Atlas Primary is a fast-growing company at the forefront of Data Science. Leveraging our expertise in collecting and analyzing healthcare data, and recognizing the potential of large language models (LLMs) to revolutionize the healthcare industry, Atlas Primary is committed to staying ahead of the curve in the AI-driven landscape.

As AI, particularly LLMs, disrupts knowledge work sectors, including healthcare technology, the future's most successful engineering teams will be compact and AI-centric. This shift towards AI-first thinking will reshape how organizations strategize and operate, emphasizing efficiency and cutting-edge technology.
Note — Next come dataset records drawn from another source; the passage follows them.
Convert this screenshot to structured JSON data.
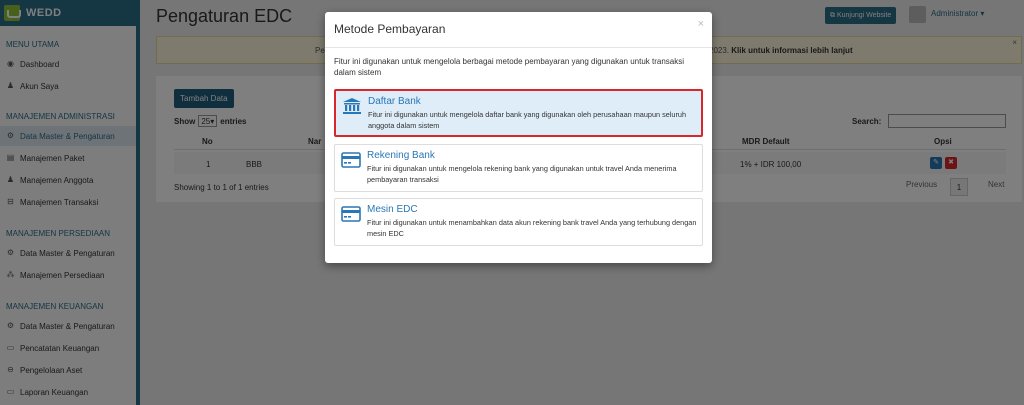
{
  "app": {
    "brand": "WEDD"
  },
  "sidebar": {
    "sections": [
      {
        "title": "MENU UTAMA",
        "items": [
          {
            "label": "Dashboard",
            "icon": "dashboard-icon",
            "glyph": "◉"
          },
          {
            "label": "Akun Saya",
            "icon": "user-icon",
            "glyph": "♟"
          }
        ]
      },
      {
        "title": "MANAJEMEN ADMINISTRASI",
        "items": [
          {
            "label": "Data Master & Pengaturan",
            "icon": "cogs-icon",
            "glyph": "⚙",
            "active": true
          },
          {
            "label": "Manajemen Paket",
            "icon": "book-icon",
            "glyph": "▤"
          },
          {
            "label": "Manajemen Anggota",
            "icon": "users-icon",
            "glyph": "♟"
          },
          {
            "label": "Manajemen Transaksi",
            "icon": "cart-icon",
            "glyph": "⊟"
          }
        ]
      },
      {
        "title": "MANAJEMEN PERSEDIAAN",
        "items": [
          {
            "label": "Data Master & Pengaturan",
            "icon": "cogs-icon",
            "glyph": "⚙"
          },
          {
            "label": "Manajemen Persediaan",
            "icon": "cubes-icon",
            "glyph": "⁂"
          }
        ]
      },
      {
        "title": "MANAJEMEN KEUANGAN",
        "items": [
          {
            "label": "Data Master & Pengaturan",
            "icon": "cogs-icon",
            "glyph": "⚙"
          },
          {
            "label": "Pencatatan Keuangan",
            "icon": "money-icon",
            "glyph": "▭"
          },
          {
            "label": "Pengelolaan Aset",
            "icon": "hdd-icon",
            "glyph": "⊖"
          },
          {
            "label": "Laporan Keuangan",
            "icon": "report-icon",
            "glyph": "▭"
          }
        ]
      }
    ]
  },
  "header": {
    "page_title": "Pengaturan EDC",
    "visit_button": "Kunjungi Website",
    "user_name": "Administrator ▾"
  },
  "alert": {
    "left_text": "Pe",
    "right_text": "2023.",
    "right_link": "Klik untuk informasi lebih lanjut",
    "close": "×"
  },
  "panel": {
    "add_button": "Tambah Data",
    "show_label": "Show",
    "show_value": "25",
    "entries_label": "entries",
    "search_label": "Search:",
    "columns": [
      "No",
      "Nar",
      "MDR Default",
      "Opsi"
    ],
    "rows": [
      {
        "no": "1",
        "name": "BBB",
        "mdr": "1% + IDR 100,00"
      }
    ],
    "info": "Showing 1 to 1 of 1 entries",
    "pager": {
      "prev": "Previous",
      "page": "1",
      "next": "Next"
    }
  },
  "modal": {
    "title": "Metode Pembayaran",
    "close": "×",
    "description": "Fitur ini digunakan untuk mengelola berbagai metode pembayaran yang digunakan untuk transaksi dalam sistem",
    "options": [
      {
        "title": "Daftar Bank",
        "icon": "bank-icon",
        "description": "Fitur ini digunakan untuk mengelola daftar bank yang digunakan oleh perusahaan maupun seluruh anggota dalam sistem",
        "highlighted": true
      },
      {
        "title": "Rekening Bank",
        "icon": "credit-card-icon",
        "description": "Fitur ini digunakan untuk mengelola rekening bank yang digunakan untuk travel Anda menerima pembayaran transaksi"
      },
      {
        "title": "Mesin EDC",
        "icon": "credit-card-icon",
        "description": "Fitur ini digunakan untuk menambahkan data akun rekening bank travel Anda yang terhubung dengan mesin EDC"
      }
    ]
  },
  "colors": {
    "primary": "#2a6c86",
    "accent": "#2a77b5",
    "highlight_border": "#d9262b",
    "highlight_bg": "#dfedf8",
    "danger": "#d9262b"
  }
}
It's the early days and paramount for us to lean into AI. Atlas Primary is taking a two-pronged approach. Firstly, we are utilizing AI to enhance and expand our core business operations, harnessing the technology's power to make us better, faster, and more efficient. Secondly, Atlas Primary is developing our first LLM application.
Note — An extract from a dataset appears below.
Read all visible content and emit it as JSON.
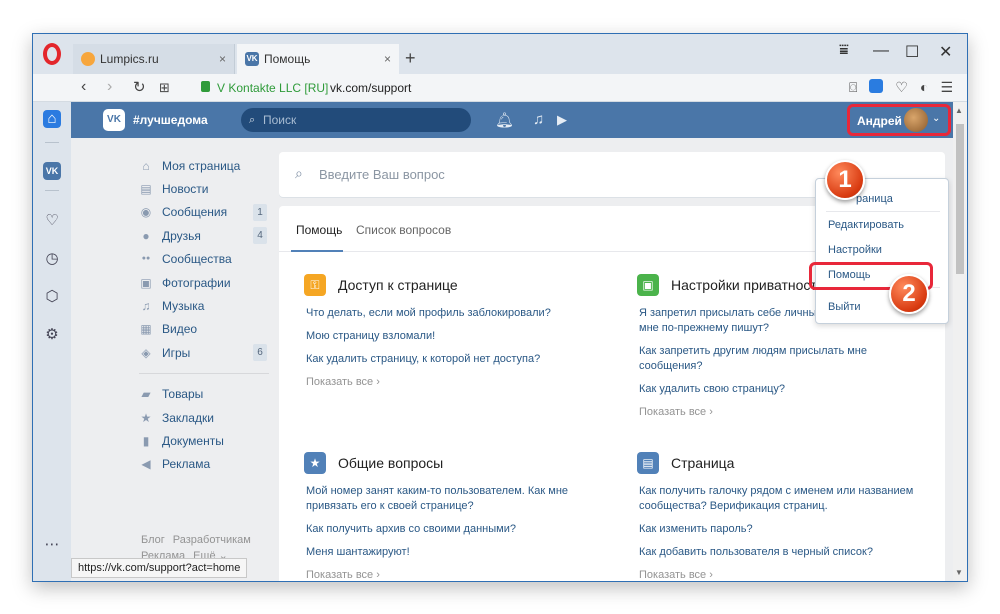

We are looking for an AI Engineer to join our company, to work closely with the CTO, CEO, and Product leadership team to define and implement a series of AI-empowered applications.

The AI Engineer will:

  • Experiment with new products leveraging AI and LLMs.
  • Build products to automate and scale our business operations
  • Reimagine what is possible with a small team by leveraging a variety of new LLM-powered technologies to accelerate all development and implementation

A successful candidate has:

  • A passion for new AI technologies (especially LLMs and agents)
  • An obsession with automation and getting into the weeds
  • Bulletproof backend software engineering foundations
  • The ability to make cut-through infrastructure and data processing decisions that scale
  • Strong product sense

Knowledge of particular systems is not required, but to get to get a sense of how we're approaching the problem, some of the technical skills that matter to us are:

  • Python for backend and data processing. Key frameworks are fastapi, pandas, ray, and airflow
  • GCP for all of our infrastructure and artifacts
  • BigQuery as our warehouse
  • Kubernates, Terraform, Helm, and Skaffold for our full deployment and lifecycle management
  • Occasionally we will also employ node.js backend and react.js front end resources

Proximity, or a willingness to travel, to our hubs in the San Francisco Bay Area; Atlanta, GA; Princeton, NJ; and Pune, India, is required.